Link between gum disease and gestational diabetes
Researchers have found that pregnant women with gum disease may have a higher risk of developing gestational diabetes than those with healthy gums. A study showed that the 8 percent of women who developed gestational diabetes had higher levels of gum-disease-causing bacteria and inflammation.
While gestational diabetes occurs during pregnancy and usually disappears once the baby is born, it can raise the risk of a woman developing type 2 diabetes later on. It can also lead to a larger baby, which could in turn require a woman to have a c-section.
The new findings, published in the Journal of Dental Research, suggest that gum disease may be a treatable risk factor for gestational diabetes.Researchers speculate that as gum disease can cause an inflammatory response throughout the body, it is possible that it may affect any pregnancy-related problems with blood sugar.
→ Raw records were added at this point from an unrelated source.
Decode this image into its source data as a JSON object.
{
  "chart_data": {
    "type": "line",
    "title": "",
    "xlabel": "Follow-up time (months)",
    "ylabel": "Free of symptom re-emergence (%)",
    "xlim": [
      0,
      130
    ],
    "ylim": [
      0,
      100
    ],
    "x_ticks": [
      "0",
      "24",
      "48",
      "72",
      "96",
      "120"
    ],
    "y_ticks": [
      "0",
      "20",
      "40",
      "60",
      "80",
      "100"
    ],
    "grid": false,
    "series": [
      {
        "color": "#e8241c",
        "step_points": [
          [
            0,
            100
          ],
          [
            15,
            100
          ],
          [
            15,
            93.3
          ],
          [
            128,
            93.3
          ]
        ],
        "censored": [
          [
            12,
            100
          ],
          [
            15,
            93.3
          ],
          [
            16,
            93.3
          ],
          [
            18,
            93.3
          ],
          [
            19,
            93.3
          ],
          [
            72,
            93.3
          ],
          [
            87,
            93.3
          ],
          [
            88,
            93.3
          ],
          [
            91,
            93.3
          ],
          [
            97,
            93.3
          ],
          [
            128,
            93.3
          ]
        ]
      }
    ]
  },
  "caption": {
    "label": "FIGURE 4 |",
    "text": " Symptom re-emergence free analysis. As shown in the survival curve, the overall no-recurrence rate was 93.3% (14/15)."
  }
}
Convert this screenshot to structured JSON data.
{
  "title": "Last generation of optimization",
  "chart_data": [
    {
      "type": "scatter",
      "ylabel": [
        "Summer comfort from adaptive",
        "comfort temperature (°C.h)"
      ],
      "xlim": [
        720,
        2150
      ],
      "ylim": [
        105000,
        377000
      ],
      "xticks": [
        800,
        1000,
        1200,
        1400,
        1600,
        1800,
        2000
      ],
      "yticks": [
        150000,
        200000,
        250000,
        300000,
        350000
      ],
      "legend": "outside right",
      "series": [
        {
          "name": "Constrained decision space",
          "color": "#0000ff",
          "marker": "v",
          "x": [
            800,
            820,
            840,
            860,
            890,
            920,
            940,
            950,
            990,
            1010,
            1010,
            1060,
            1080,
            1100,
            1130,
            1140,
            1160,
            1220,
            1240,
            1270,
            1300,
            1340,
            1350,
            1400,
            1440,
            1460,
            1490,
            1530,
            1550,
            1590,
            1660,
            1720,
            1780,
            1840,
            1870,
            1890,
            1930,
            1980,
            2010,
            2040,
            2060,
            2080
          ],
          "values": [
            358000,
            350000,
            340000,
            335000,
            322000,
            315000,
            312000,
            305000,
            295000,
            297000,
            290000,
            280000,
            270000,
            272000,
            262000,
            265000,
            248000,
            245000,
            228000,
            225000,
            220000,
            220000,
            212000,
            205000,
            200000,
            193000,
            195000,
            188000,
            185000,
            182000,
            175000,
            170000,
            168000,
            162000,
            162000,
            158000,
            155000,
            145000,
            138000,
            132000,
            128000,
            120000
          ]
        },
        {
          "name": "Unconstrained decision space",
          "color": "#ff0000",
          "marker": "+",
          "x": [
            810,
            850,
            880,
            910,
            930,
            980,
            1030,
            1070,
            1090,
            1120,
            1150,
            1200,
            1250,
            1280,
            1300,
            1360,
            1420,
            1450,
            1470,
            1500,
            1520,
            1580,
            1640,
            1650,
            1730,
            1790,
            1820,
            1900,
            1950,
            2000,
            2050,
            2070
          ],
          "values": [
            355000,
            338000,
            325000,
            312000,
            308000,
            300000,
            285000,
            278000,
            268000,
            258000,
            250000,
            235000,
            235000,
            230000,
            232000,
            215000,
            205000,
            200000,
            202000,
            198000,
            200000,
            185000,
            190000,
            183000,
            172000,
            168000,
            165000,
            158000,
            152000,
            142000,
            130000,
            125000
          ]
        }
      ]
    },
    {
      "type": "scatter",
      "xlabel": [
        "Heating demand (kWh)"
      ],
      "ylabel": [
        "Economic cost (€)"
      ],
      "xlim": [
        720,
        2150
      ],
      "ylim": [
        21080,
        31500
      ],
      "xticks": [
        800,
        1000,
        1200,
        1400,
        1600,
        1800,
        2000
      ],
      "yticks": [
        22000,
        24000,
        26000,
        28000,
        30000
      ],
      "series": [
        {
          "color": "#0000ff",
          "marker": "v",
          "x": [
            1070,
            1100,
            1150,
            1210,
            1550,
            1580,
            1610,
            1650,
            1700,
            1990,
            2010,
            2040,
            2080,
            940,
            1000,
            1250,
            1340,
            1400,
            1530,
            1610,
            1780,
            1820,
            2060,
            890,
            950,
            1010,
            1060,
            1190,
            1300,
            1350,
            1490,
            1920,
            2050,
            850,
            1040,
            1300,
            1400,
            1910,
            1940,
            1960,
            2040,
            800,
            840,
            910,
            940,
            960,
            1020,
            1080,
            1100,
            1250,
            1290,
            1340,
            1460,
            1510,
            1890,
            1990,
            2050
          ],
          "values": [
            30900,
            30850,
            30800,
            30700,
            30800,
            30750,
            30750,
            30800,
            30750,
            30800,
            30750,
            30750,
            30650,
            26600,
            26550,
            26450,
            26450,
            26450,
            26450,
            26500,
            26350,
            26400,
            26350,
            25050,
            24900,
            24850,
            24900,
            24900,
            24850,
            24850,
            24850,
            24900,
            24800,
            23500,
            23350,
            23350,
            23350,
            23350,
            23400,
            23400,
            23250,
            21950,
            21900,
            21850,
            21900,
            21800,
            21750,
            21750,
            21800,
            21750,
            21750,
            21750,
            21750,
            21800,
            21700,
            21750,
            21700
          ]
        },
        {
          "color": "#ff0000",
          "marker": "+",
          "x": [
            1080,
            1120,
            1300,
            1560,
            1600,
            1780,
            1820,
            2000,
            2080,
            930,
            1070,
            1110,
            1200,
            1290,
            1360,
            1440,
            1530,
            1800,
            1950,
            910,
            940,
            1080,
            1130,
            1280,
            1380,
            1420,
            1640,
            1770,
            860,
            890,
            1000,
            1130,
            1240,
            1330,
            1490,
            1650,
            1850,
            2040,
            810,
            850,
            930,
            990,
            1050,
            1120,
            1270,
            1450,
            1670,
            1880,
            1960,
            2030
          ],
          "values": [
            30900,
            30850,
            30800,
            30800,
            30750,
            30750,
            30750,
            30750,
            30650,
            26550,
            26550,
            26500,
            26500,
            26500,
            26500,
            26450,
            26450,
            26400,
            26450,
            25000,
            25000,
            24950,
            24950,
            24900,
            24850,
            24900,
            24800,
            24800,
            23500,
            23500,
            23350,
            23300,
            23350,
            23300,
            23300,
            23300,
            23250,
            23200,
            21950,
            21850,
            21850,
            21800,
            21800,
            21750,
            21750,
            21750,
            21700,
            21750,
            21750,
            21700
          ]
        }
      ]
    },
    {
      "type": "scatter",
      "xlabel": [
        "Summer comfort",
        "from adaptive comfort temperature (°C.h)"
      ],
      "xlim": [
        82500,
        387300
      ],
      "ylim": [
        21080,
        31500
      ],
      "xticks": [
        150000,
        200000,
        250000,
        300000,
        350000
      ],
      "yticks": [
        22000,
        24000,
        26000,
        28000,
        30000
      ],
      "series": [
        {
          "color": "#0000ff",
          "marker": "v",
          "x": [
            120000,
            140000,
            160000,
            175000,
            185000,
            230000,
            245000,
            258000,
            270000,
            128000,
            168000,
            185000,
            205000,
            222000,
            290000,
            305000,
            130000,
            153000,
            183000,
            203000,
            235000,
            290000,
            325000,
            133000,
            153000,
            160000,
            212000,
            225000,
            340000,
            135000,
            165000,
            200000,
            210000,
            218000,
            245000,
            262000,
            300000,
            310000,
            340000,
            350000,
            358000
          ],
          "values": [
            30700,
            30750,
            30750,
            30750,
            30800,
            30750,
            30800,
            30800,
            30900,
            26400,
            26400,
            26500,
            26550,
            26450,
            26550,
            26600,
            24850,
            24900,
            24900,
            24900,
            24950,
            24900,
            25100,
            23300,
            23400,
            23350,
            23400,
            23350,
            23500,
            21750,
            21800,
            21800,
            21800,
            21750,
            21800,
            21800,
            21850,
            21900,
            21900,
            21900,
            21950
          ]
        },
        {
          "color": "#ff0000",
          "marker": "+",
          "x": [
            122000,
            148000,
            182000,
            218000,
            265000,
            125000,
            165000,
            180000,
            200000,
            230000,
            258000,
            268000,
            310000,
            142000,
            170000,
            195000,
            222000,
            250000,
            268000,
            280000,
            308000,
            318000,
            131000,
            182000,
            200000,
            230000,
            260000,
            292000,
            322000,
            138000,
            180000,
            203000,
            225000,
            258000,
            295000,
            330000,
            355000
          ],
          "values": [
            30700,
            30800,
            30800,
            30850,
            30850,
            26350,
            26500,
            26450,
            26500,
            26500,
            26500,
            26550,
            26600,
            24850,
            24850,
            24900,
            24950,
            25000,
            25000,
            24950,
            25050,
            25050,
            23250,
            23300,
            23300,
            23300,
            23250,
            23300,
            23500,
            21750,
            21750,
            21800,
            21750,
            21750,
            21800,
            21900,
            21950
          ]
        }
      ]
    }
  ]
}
83 percent of the 265 women studied were Hispanic, a group with a higher-than-average risk of gestational diabetes and type 2 diabetes. Those who developed gestational diabetes were much more likely to have been heavier before becoming pregnant, have had diabetes during a past pregnancy, and have higher levels of a marker for inflammation and cardiovascular disease.
Researchers say that future studies on other high risk groups, such as Asians and Native Americans, are important.This reaffirms the fact that visiting your dentist before and during pregnancy is extremely important. Treatment of gum disease during pregnancy is said to be safe.